The streamer, believes Rich Greenfield, “is simply not going to spend $75-$100 billion to acquire Warner Bros Discovery.” (That number comes from WBD’s current market cap of $47 billion with $30 billion of net debt.)
Netflix has no interest in owning linear cable networks. It could wait until the studio and HBO Max split. But HBO is still tied to the legacy multichannel ecosystem, he pointed out in a note this week, with an increasing array of wholesale distribution relationships spanning Amazon Prime, Charter, and DirecTV, he pointed out in a note this week. “Why would Netflix want to deal with all those entanglements?”
Also, the content driving Netflix’s subscriber growth has been original IP. And Netflix is having no trouble at all licensing catalog content from Hollywood studios.
WBD is splitting, and maybe it’s in the Ellisons’ best interest to snap it up now in full, in cash, before linear networks and film and TV production go their separate ways, risking a bidding war around the studio and streamer that pushes up the price.
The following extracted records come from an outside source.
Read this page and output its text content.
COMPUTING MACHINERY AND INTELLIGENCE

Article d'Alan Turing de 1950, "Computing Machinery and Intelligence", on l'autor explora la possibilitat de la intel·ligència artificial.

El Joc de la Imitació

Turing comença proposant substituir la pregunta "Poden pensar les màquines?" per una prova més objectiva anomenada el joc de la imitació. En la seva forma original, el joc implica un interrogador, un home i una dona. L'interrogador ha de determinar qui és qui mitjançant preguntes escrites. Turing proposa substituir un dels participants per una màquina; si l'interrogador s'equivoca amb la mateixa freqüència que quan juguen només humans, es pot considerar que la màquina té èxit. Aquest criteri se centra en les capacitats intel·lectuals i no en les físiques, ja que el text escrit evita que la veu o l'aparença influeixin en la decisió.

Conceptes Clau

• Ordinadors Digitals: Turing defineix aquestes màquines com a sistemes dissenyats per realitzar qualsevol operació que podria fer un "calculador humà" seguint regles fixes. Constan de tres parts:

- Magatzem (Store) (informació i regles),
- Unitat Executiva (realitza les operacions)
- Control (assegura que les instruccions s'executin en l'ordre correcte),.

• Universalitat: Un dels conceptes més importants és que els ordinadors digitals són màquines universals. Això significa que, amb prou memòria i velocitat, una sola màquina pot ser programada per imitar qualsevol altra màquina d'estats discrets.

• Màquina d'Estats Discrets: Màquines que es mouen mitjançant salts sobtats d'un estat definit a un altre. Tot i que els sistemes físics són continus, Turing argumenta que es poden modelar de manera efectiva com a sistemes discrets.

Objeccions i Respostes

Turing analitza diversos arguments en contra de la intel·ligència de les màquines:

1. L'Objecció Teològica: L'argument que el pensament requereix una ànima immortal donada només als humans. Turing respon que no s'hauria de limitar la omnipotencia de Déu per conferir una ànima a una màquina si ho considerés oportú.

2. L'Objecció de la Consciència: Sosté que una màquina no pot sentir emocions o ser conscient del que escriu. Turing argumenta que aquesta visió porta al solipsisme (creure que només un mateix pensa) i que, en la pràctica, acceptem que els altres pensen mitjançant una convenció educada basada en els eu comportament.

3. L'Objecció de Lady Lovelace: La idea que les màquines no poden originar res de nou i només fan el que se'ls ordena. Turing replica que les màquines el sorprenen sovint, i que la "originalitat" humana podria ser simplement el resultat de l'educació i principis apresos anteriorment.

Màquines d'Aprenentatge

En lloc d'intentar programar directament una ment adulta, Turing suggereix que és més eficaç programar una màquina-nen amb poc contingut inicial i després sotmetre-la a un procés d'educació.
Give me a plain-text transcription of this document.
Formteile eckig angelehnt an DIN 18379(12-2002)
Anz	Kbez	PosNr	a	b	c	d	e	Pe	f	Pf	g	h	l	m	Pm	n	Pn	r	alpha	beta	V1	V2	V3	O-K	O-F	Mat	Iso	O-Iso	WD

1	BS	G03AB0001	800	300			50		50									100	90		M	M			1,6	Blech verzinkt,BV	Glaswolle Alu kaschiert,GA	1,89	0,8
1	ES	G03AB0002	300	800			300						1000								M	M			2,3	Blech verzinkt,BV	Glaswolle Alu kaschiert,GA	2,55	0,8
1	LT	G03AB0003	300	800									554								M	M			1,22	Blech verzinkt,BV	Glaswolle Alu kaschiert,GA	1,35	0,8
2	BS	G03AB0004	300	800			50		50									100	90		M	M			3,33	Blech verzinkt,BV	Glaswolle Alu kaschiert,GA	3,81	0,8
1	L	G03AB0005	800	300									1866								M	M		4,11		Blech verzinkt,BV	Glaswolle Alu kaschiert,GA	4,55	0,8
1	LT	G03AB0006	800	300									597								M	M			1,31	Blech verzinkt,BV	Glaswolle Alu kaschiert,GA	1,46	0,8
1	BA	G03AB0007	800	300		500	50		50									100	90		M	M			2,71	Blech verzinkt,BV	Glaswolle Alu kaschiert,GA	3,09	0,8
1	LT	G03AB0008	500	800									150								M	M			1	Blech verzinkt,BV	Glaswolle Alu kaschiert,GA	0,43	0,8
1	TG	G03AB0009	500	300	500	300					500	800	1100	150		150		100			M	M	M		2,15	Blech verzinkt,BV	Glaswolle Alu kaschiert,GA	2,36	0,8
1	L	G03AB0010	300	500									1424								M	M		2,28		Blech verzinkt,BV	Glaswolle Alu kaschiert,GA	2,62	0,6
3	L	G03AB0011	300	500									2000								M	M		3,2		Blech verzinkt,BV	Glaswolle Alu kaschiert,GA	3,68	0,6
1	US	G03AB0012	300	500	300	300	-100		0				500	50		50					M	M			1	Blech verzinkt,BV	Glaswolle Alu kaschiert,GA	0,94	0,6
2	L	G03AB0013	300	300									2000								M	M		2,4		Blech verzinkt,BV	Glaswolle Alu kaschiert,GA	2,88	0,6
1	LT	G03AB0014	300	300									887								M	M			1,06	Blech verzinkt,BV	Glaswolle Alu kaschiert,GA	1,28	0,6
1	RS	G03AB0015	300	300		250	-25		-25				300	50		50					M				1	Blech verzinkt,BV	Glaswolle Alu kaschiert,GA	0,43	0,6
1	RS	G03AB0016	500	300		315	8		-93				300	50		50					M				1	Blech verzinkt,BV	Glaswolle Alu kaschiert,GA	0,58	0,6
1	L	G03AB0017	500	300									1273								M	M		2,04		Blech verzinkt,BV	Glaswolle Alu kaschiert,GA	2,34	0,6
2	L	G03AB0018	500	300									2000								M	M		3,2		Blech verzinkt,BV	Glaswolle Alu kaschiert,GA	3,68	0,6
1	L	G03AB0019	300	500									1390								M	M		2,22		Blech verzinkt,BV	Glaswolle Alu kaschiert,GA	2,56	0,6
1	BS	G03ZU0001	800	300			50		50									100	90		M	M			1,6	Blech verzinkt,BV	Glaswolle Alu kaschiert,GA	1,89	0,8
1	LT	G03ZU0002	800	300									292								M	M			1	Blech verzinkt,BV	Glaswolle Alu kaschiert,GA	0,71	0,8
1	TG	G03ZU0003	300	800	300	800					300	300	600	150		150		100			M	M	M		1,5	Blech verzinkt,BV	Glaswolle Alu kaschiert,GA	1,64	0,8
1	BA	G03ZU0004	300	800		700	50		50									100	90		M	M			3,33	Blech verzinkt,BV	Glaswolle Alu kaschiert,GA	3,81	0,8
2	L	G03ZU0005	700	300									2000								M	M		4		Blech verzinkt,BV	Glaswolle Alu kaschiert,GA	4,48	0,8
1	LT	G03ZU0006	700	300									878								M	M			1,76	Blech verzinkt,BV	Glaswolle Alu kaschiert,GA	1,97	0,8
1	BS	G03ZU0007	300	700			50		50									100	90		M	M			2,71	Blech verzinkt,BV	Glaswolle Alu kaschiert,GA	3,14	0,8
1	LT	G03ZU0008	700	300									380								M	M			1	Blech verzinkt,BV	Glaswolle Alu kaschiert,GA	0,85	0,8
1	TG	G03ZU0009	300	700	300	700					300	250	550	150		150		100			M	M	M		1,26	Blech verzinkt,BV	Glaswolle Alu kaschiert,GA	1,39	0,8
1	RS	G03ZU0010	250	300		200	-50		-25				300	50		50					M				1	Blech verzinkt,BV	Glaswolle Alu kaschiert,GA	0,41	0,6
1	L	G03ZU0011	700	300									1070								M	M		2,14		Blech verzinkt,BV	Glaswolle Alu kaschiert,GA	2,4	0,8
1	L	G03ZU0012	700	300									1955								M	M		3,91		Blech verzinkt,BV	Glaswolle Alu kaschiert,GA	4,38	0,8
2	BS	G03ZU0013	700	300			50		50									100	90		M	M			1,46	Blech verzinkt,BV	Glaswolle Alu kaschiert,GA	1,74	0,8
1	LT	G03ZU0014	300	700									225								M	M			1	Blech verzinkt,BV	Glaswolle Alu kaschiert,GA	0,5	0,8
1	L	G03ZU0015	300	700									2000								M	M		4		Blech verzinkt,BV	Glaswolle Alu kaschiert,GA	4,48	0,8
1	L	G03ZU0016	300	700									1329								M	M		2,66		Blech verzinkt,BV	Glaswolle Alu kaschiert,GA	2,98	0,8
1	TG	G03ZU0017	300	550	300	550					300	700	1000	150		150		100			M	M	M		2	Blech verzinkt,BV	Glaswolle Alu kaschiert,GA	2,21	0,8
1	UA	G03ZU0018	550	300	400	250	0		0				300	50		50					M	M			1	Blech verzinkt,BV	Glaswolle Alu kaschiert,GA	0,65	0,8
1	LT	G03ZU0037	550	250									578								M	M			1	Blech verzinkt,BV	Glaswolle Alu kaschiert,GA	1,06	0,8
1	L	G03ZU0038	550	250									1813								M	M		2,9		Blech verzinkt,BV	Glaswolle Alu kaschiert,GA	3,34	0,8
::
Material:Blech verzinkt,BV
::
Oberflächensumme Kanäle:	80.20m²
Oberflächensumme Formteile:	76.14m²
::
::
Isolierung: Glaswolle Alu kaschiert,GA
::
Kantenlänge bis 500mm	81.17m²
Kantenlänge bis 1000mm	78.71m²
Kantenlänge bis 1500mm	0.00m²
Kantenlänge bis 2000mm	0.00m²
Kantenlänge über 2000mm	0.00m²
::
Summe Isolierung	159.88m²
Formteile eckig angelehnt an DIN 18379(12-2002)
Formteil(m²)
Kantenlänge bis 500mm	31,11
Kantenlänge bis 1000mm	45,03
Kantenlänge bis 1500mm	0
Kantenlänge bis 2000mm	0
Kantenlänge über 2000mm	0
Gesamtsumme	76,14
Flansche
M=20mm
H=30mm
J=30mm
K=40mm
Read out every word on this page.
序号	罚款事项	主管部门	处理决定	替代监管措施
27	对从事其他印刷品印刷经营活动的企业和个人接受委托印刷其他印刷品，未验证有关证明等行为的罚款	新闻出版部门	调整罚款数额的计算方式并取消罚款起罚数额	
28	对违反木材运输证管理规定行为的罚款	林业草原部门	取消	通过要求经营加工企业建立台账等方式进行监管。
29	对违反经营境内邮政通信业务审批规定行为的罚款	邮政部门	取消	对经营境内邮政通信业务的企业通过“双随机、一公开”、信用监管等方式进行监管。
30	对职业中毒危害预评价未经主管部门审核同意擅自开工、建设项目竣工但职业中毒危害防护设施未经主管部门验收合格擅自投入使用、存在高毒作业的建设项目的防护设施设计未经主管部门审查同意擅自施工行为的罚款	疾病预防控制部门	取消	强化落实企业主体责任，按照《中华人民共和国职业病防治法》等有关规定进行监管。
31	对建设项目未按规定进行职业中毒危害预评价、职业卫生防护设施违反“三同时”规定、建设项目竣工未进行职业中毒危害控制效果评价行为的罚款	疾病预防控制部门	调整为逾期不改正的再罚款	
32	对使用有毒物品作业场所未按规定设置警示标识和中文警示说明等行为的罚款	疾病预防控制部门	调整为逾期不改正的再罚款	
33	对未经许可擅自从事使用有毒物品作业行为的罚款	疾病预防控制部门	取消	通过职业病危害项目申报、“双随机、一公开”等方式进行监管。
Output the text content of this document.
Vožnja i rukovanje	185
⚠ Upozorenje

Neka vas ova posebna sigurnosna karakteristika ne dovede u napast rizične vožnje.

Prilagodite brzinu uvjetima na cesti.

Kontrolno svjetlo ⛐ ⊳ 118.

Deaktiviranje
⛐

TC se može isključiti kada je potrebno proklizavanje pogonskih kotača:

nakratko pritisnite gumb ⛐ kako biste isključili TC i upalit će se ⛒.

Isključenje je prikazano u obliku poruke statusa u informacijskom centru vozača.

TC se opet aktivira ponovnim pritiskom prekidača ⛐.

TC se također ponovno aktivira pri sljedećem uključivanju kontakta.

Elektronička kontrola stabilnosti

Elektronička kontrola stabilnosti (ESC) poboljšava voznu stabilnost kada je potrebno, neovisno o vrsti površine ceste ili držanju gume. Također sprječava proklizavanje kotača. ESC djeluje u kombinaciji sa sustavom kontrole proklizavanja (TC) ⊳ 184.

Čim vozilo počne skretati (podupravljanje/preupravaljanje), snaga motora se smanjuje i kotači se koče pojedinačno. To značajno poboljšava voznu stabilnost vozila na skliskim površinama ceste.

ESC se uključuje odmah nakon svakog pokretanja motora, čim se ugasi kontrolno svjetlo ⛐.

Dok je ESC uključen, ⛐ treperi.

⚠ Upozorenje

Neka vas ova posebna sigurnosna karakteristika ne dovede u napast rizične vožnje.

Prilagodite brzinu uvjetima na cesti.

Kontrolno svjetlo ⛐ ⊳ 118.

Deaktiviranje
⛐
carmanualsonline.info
Meaning, he could get it cheaper if he was willing to swallow the company whole, cable and all. At second glance, however, the number of potential suitors is limited after all — for or for part of WBD. Comcast, a frequent target of Trump’s ire, would face tough regulatory scrutiny. The deal might be a big one for Sony, although it could team up again with a PE partner like Apollo. Apple? Amazon? Really?
And the fact that Oracle co-founder and chair Larry Ellison was recently the wealthiest human on the planet could deter most bidders.
The rationale for PSKY to move is as much political as business – meaning “standard analytical frameworks are probably less useful than normal,” wrote TD Cowen’s Doug Creutz in a note last month. The probability of an Ellison bidding is high, of his getting accepted is high, as is the probability of getting the deal past government watchdogs. “We tend to think there is a bigger game going on here given the overly dynamic domestic and world geopolitical situation and the ongoing unprecedented AI investment.” Larry Ellison looks soon to be an overlord of TikTok.
A question mark is stock price. The shadow bid has already inflated WBD shares. They kind of almost doubled. “We don’t love the risk-reward here given the potential for WBD shares to quickly round trip to $11-$12 if the bid doesn’t materialize,” said Creutz.